Based on the results of the study, we hope to identify a more convenient method of effective follow-up for managing side effects, health concerns and other potential reasons of method discontinuation and switching. The study information will also facilitate to develop a robust, effective and efficient mechanism for client follow-up in Suraj Social Franchise model for FHEs to promote the continuation rates of LARC methods. The follow-up results and lessons learnt will be widely shared with stakeholders (both amongst government and private sector) for their replication in health system. We will also use the follow-up findings to contribute to the knowledge base through publications in peer reviewed journals, working paper series and relevant international/regional conferences.
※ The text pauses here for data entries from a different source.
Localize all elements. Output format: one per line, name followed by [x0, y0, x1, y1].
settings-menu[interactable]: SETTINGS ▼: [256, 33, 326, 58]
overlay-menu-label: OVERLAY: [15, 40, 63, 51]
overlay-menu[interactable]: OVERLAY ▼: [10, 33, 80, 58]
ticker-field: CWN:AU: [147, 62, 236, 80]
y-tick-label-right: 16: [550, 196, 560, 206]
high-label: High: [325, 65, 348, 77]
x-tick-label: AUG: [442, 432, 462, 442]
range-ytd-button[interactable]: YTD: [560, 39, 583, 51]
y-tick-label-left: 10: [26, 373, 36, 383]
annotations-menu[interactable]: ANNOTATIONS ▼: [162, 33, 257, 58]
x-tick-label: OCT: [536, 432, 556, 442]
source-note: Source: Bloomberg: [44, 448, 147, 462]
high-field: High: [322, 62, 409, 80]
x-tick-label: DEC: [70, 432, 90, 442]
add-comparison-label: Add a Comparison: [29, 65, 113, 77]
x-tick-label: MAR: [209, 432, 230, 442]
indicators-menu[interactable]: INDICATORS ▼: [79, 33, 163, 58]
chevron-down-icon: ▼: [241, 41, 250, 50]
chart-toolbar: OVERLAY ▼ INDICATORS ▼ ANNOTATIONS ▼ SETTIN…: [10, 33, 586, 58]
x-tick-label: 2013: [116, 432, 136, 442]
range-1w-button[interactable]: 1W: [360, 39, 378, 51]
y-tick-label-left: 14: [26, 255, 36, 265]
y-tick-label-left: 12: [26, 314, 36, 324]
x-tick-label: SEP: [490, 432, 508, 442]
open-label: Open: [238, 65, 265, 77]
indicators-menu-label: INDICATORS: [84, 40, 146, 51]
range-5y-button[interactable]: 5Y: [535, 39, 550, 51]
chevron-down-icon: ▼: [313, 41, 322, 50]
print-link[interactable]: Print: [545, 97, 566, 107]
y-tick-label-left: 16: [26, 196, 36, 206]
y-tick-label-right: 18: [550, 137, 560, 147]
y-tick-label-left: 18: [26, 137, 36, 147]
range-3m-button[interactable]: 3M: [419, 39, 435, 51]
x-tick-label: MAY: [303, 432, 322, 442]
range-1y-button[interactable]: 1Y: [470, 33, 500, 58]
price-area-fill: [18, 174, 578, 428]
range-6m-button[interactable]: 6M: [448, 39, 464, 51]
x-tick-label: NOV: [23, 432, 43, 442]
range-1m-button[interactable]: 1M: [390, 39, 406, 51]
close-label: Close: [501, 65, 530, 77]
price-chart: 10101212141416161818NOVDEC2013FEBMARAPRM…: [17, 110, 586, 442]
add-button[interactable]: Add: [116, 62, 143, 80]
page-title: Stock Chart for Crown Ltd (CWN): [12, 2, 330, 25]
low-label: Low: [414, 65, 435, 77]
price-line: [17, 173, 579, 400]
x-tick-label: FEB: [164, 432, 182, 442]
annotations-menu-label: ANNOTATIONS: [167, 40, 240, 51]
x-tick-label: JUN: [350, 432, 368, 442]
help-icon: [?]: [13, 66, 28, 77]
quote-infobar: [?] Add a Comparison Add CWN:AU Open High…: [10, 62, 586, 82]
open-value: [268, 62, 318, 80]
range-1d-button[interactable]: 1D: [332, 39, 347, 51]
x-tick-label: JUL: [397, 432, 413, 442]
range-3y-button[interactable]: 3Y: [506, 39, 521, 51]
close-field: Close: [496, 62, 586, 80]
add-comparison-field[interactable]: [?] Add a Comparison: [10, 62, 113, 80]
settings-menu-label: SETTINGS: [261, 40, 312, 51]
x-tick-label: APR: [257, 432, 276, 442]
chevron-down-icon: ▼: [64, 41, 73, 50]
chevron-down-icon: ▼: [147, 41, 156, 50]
Depending on the results it is anticipated that we will have relatively efficient, easy and less tiring (less mobility) approach to ensure post-method uptake follow-up. This will also provide supportive environment in managing post-insertion follow-up for LARC users in the rural areas in order to reduce higher method discontinuation and switching. We hope study findings will help large cadre of LHWs and other outreach workers to effectively follow-up clients and eventually leading to reduction in contraceptive discontinuation in the country.

Technical support

The role of the Department of Reproductive Health and Research (RHR) at WHO is to provide technical advisory support to the in-country project team/Principal Investigator (PI). This is not just limited to supervising the Monitoring and Evaluation (M&E) aspect of the study, but also to review and share continuous feedback on the project activities and to create an enabling environment for informed decision-making on operational issues, research and policy or strategy. Moreover, multiple peer-reviewed publications in professional international journals, best practices, case studies, conference presentations and policy briefs will be produced through a consultative process that involves the RHR technical adviser and the study PI/project team.

Ethical considerations

The study protocol of the research project has received approval by Research Ethics Committee of the National Bioethics Committee (Ref: No. 4-87/12/NBC-92/RDC/3548) and it is already published in the journal Reproductive Health (http://www.reproductive-health-journal.com/content/11/1/39) [15, 31]. Written informed consent will be taken from all survey participants in a manner that is appropriate for the local language, literacy level and comprehension level of the target population. Every respondent, irrespective of whether information is being elicited using quantitative methods, will be informed about the nature and objectives of the project, any real or perceived benefits or risks, and assurances of confidentiality. All respondents have the right to refuse to answer any question posed by the interviewer, and that s/he may also stop the interview at any time and there are no financial incentives for the participation in the study. Moreover, no personal identifying information will be recorded on questionnaires that can be used to link recorded information to a specific individual. Steps will also be taken to ensure privacy during interviews.

Potential risks

There will be no potential risks to the participants whilst participating in the study except some loss of confidentiality which might occur during the study. To minimize this, training will be provided to the study staff to ensure and minimize breach of confidentiality of participants. Participants’ contact information and informed consent documents with participants’ names will be stored separately in lockers. No personal identifiers for participants will appear on any data or documentation sent to the funding organization. Participants will not be identified by name in any report or publication resulting from the study data.

Limitations

The follow-up will assess early discontinuation up to 12 months. There may be likely chance of some recall bias in exact date/timing of discontinuation as the data will be collected immediately after the last (12-month) follow-up visit. Providers’ bias is also expected for specific FP methods, furthermore due to non-randomization, clients’ observed and unobserved characteristics may confound the results.